Thank you once again for providing your thoughtful and well-spoken window to the international affairs that affect all Americans. I appreciate this blog!

Posted by: Katherine in Michigan | April 18, 2008 at 10:16 AM

Secertary Mike Leavitt, I recently read comments attributed to you about import drug safety in an Associated Press interview by Kevin Freking. I was disappointed to hear you comment that market expediancy needs to be balanced with regulations (inspections)regarding a drug's fittness for use when bringing it into this country. Specifically the heparin issue. Heparin has been manufactured in the U.S for years and now that someone wants to bring an imported version into the country (at a much lower cost to produce but sold at the same price), we need not look at it in the same light as the U.S. version was looked at????? Please....don't put our health at risk for corporate profits!!!!!!!!!! If we are going to business with drug makers from overseas then see to it that what comes here is fit for use. It is not in our best interests to rely on the foreign governments to do our inspections for us.

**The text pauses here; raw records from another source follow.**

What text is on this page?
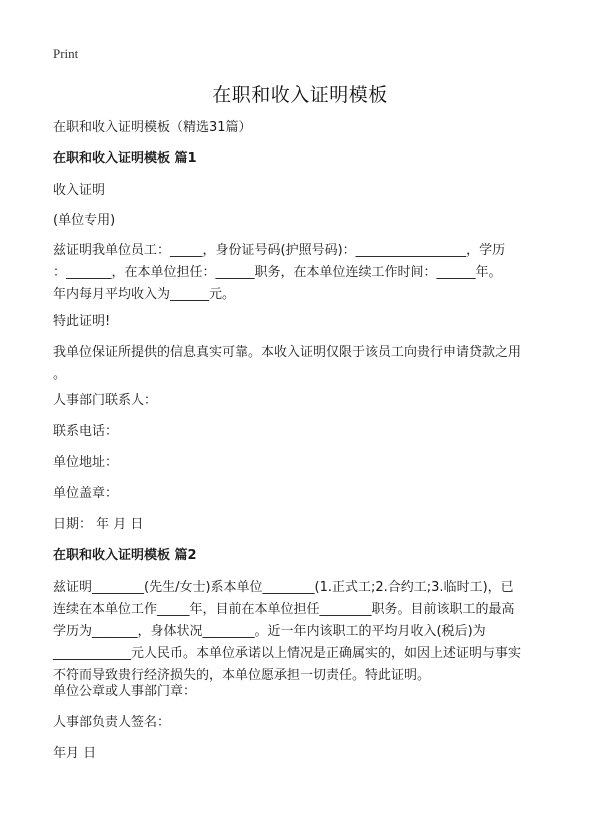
Print
在职和收入证明模板
在职和收入证明模板（精选31篇）
在职和收入证明模板 篇1
收入证明
(单位专用)
兹证明我单位员工：_____，身份证号码(护照号码)：_________________，学历
：_______，在本单位担任：______职务，在本单位连续工作时间：______年。
年内每月平均收入为______元。
特此证明!
我单位保证所提供的信息真实可靠。本收入证明仅限于该员工向贵行申请贷款之用
。
人事部门联系人：
联系电话：
单位地址：
单位盖章：
日期： 年 月 日
在职和收入证明模板 篇2
兹证明________(先生/女士)系本单位________(1.正式工;2.合约工;3.临时工)，已
连续在本单位工作_____年，目前在本单位担任________职务。目前该职工的最高
学历为_______，身体状况________。近一年内该职工的平均月收入(税后)为
____________元人民币。本单位承诺以上情况是正确属实的，如因上述证明与事实
不符而导致贵行经济损失的，本单位愿承担一切责任。特此证明。
单位公章或人事部门章：
人事部负责人签名：
年月 日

Posted by: Dwight Gentz | April 23, 2008 at 12:08 PM

Secretary,
Please read my blog on your blog. Your words are always welcomed.
Scott

Posted by: Scott McPherson | April 24, 2008 at 05:38 PM

Thank you for your informative blog, Mr. Secretary. I agree with your statement, "World health should not be the subject of barter." but how is that different from having vaccines available only to countries that can pay for them?

In the case of an influenza pandemic in the U.S., and assuming a vaccine is available, it would be poor public health practice to vaccinate only those who can afford to pay for the vaccine...doesn't the same hold true on the international scale?

Posted by: Graybeard | April 29, 2008 at 11:26 AM

You say that the benefits from Indonesia sharing samples are minimal in comparison to the potential detriment of agreeing to their demands. As Indonesia has the highest incidence of death by Avian Influenza in humans, do they have much to lose by not participating in the sharing scheme? What exactly would happen if the Health minister's demands were met? Has there been any progress since your meeting?